How to Go Beyond Documentation to Learn a New Library

You’re working with a brand new library or feature, and you just can’t understand the documentation. Maybe it’s hard to get set up, so you have to bounce between RDocs until you learn how everything fits together. Maybe the documentation doesn’t even exist. Or maybe you just learn best by seeing lots of examples.

You need some help. But where do you learn how to use a feature, if not its documentation?

One of my favorite GitHub features

When you want to go beyond the documentation and see real-world uses of a library or feature, use GitHub’s code search.

For example, say I just read the Rails guide on Conditional GET Support. I feel like I understand it, but I want to see some more examples before I use it for real.

I could hop onto GitHub search, and look for "if stale?". Then, in the sidebar, pick code and Ruby:

{% img img-responsive /images/posts/code-search.gif 783 484 Searching for some code. %}

And now I have tons of great examples of how stale? could be used.

Not all of the examples are interesting. But in one listing, I notice the author using Post.maximum:

app/controllers/archives_controller.rb
class ArchivesController < ApplicationController
  def index
    if stale?(last_modified: (Post.maximum(:updated_at) || EPOCH).utc, public: true)
      @months = Post.find_all_grouped_by_month
    end
  end
end

That seems like a great way to use stale?. And if I hadn’t seen this example, I might not have thought to try it.

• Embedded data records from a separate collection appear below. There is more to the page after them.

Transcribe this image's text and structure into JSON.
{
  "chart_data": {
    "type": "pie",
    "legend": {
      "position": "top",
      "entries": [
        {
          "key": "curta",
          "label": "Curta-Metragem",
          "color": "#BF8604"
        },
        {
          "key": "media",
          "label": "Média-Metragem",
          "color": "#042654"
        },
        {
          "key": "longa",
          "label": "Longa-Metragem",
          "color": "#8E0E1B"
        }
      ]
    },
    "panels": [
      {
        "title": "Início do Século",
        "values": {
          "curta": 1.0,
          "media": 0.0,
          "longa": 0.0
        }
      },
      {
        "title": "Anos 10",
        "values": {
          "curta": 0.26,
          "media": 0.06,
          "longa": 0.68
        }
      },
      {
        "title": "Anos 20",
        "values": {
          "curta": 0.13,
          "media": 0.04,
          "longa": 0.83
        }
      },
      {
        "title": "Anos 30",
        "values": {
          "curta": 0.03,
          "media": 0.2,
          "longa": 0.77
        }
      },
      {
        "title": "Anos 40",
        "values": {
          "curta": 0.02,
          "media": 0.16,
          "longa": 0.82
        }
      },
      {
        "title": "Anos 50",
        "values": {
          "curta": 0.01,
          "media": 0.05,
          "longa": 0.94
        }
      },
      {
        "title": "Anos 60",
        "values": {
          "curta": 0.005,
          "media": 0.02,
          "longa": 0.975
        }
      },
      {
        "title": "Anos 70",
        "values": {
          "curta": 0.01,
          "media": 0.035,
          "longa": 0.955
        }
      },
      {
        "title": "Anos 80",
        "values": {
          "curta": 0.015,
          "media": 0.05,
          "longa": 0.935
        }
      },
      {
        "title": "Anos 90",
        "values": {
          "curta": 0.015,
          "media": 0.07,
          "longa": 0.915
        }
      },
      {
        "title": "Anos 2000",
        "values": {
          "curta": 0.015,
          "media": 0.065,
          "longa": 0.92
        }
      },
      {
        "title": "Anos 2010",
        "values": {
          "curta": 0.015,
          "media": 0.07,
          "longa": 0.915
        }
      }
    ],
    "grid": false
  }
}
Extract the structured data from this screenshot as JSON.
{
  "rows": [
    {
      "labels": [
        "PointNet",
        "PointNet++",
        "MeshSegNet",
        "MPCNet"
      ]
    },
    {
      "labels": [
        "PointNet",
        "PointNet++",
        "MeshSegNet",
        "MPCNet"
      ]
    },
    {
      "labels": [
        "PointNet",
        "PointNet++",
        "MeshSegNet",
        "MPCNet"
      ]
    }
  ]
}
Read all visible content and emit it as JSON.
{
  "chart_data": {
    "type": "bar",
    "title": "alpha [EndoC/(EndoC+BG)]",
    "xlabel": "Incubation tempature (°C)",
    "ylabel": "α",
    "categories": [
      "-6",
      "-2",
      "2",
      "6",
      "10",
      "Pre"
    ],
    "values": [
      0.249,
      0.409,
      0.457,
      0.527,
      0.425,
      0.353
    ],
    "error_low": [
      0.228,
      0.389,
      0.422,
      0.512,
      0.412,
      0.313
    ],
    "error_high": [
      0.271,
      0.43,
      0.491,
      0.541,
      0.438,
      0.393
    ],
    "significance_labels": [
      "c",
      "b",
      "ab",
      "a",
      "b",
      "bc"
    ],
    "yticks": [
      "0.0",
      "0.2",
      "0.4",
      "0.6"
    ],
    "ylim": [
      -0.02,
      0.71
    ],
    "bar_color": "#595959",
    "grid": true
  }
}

How should you use what you find?

When you search open-source code, you get hundreds of examples for nearly any feature. You’ll notice where the documentation makes sense, and where it’s over-simplified. And you’ll see objects working together in real code. That will teach you more about how classes are connected than any RDoc can.

Still, use the examples to learn new things, not to cargo cult into your own project. Using code without understanding it is the fastest way to a poorly designed system.

In my example, maximum might not be the right thing to do in my project. I shouldn’t copy the line without learning more about it. Without understanding when it makes sense to use. But examples can teach you things you didn’t know before. And they’re a great way to decide what to learn about next.

Like any search, it’ll take some practice to get good results. But I’ve learned a lot from the code I’ve found, and I know you will too.